Clearly these claims can be dangerous, especially if patients choose to forgo traditional cancer treatments and opt to trust these products as their solution instead. “We don’t let companies market products that deliberately prey on sick people with baseless claims that their substance can shrink or cure cancer and we’re not going to look the other way on enforcing these principles when it comes to marijuana-containing products,” said FDA Commissioner Scott Gottlieb, MD. “When people are allowed to illegally market agents that deliver no established benefit they may steer patients away from products that have proven, anti-tumor effects that could extend lives.”

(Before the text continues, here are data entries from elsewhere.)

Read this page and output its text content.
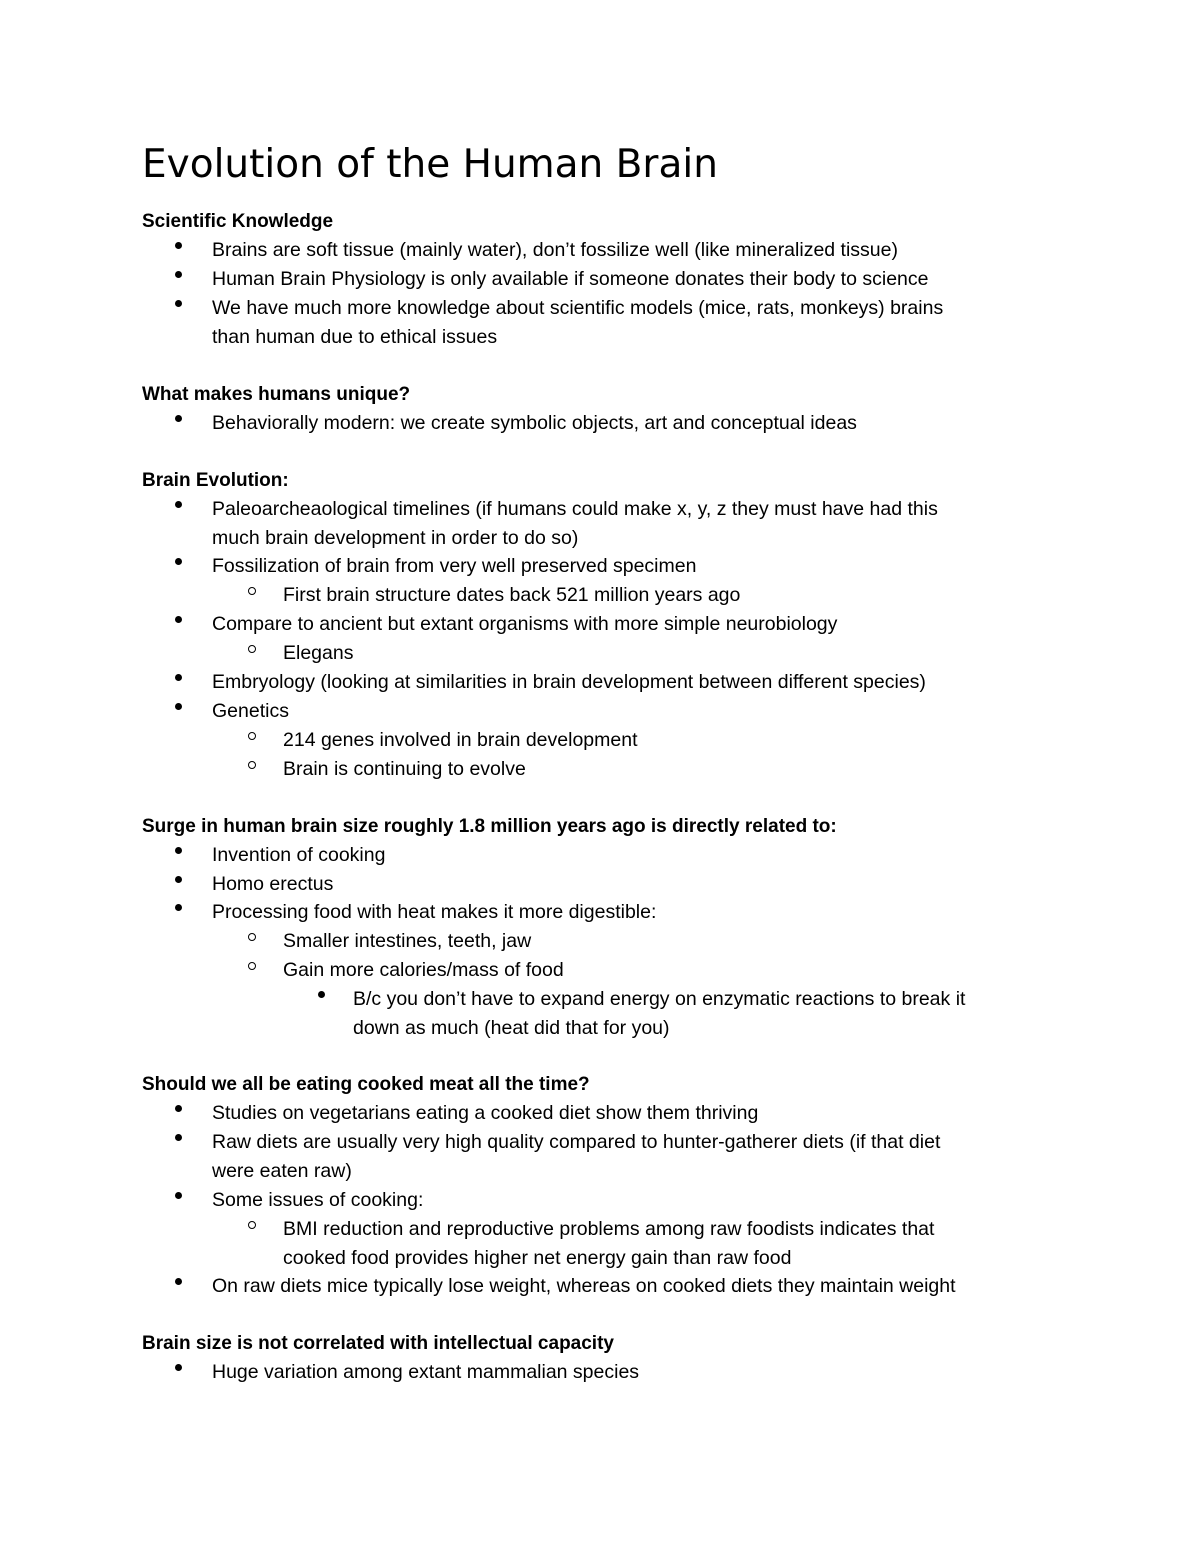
Evolution of the Human Brain

Scientific Knowledge

Brains are soft tissue (mainly water), don’t fossilize well (like mineralized tissue)

Human Brain Physiology is only available if someone donates their body to science

We have much more knowledge about scientific models (mice, rats, monkeys) brains

than human due to ethical issues

What makes humans unique?

Behaviorally modern: we create symbolic objects, art and conceptual ideas

Brain Evolution:

Paleoarcheaological timelines (if humans could make x, y, z they must have had this

much brain development in order to do so)

Fossilization of brain from very well preserved specimen

First brain structure dates back 521 million years ago

Compare to ancient but extant organisms with more simple neurobiology

Elegans

Embryology (looking at similarities in brain development between different species)

Genetics

214 genes involved in brain development

Brain is continuing to evolve

Surge in human brain size roughly 1.8 million years ago is directly related to:

Invention of cooking

Homo erectus

Processing food with heat makes it more digestible:

Smaller intestines, teeth, jaw

Gain more calories/mass of food

B/c you don’t have to expand energy on enzymatic reactions to break it

down as much (heat did that for you)

Should we all be eating cooked meat all the time?

Studies on vegetarians eating a cooked diet show them thriving

Raw diets are usually very high quality compared to hunter-gatherer diets (if that diet

were eaten raw)

Some issues of cooking:

BMI reduction and reproductive problems among raw foodists indicates that

cooked food provides higher net energy gain than raw food

On raw diets mice typically lose weight, whereas on cooked diets they maintain weight

Brain size is not correlated with intellectual capacity

Huge variation among extant mammalian species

While there has been a lot of buzz surrounding the usage of marijuana in cancer remedies, there is no sufficient, scientific evidence to support the idea that cannabis can cure cancer. “We recognize that there’s interest in developing therapies from marijuana and its components, but the safest way for this to occur is through the drug approval process—not through unsubstantiated claims made on a website,” concluded Gottlieb.
The FDA is requesting that the companies under scrutiny respond to the recent warning letters with ways in which they will correct the violations listed above. If they choose to ignore the agency’s request, they may be met with “legal action, including product seizure and injection.”